Pentax overhauls the K-5 II successor inside and out. It’s got a new anti-aliasing filter, 24mp sensor, a new body design , a new 27 point AF system and a new 86000 pixel RGB metering system. There’s also improved performance with continues shooting increasing up to 8.5 fps. The new auto focus system unfortunately doesn’t have any LiveView optimizations, though Pentax says that 5 of the AF sensors are specifically for low light. Indeed, the model we were able to finagle from Pentax, was able to lock focus in some pretty dim conditions.
Like the 70D, it now implements the zone focus, though it doesn’t display the zone, just the selected focus points when you pre focus. It does seem to select the center of the zone, which is good (more often than not).
It’s also the first camera to support USB 3.0. We are not quite sure of the implications yet, as that depends on implementation. But it does open the door for faster download speeds and improved band width for tethered shooting.
The camera also potentially delivers improved image stabilization (Pentax claims an extra stop) and better durability of the shutter for up to 200000 cycles. Also, Pentax brings its movie mode into parity with the rest of the world. Now it has 1080p and 720-60p options along with a mic input and a headphone jack.
The body design wasn’t completely overhauled but it does have some significant changes from 5 series. Its weather sealed with magnesium alloy body, kind of heavy… The mode dials are now lockable, though we’re not sure about the implementation; there’s a lock switch that you use in conjunction with the more typical central button, it seems a bit overkill to us.
The interface is typical Pentax, the company does seem to think different. On other cameras on you hit a button on an info screen and navigate through the settings. On a Pentax you SEE all the important settings on the screen but you have to hit different buttons to change them. To change multiple settings on K-3 from a single screen you have to go into a more crowded and difficult to parse single screen. On a K-50, which has fewer features, this isn’t so bad. On a feature packed K-3, though, it’s a lot more to wade through.

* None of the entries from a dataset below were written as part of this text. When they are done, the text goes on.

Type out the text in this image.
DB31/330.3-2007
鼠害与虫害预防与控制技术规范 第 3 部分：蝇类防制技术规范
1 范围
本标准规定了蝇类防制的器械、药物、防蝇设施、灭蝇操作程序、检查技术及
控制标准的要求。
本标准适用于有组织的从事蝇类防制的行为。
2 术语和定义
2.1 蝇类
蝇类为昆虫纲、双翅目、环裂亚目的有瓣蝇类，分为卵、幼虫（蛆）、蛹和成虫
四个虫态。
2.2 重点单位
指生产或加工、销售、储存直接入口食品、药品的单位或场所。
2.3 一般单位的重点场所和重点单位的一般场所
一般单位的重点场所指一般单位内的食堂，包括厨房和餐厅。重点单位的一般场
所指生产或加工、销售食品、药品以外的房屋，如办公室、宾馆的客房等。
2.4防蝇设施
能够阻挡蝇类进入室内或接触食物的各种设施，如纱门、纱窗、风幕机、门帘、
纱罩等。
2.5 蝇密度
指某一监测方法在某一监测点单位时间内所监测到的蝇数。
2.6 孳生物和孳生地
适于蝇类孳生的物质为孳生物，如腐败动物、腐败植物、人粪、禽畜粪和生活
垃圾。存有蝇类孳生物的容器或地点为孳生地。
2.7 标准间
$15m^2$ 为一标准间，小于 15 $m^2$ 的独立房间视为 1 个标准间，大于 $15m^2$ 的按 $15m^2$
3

Naturally, there are some disappointments. For one thing, it has a fixed, rather than articulated LCD. For some reason, Pentax is the only manufacturer that resists incorporating movable LCDs. And the camera lacks built-in WiFi. Pentax instead opts to use SD card based solution from FluCard, which will have a custom option to support wireless tethering via web browser. Overall it’s an excellent machine for a die-hard Pentax fan (and there are plenty of those around) but for the rest of us there are cameras out there that for the same money ($1,300 Body Only, $1,600 with Battery Grip, $1,650 with 18-135mm lens) will give us a lot more than the new Pentax K-3.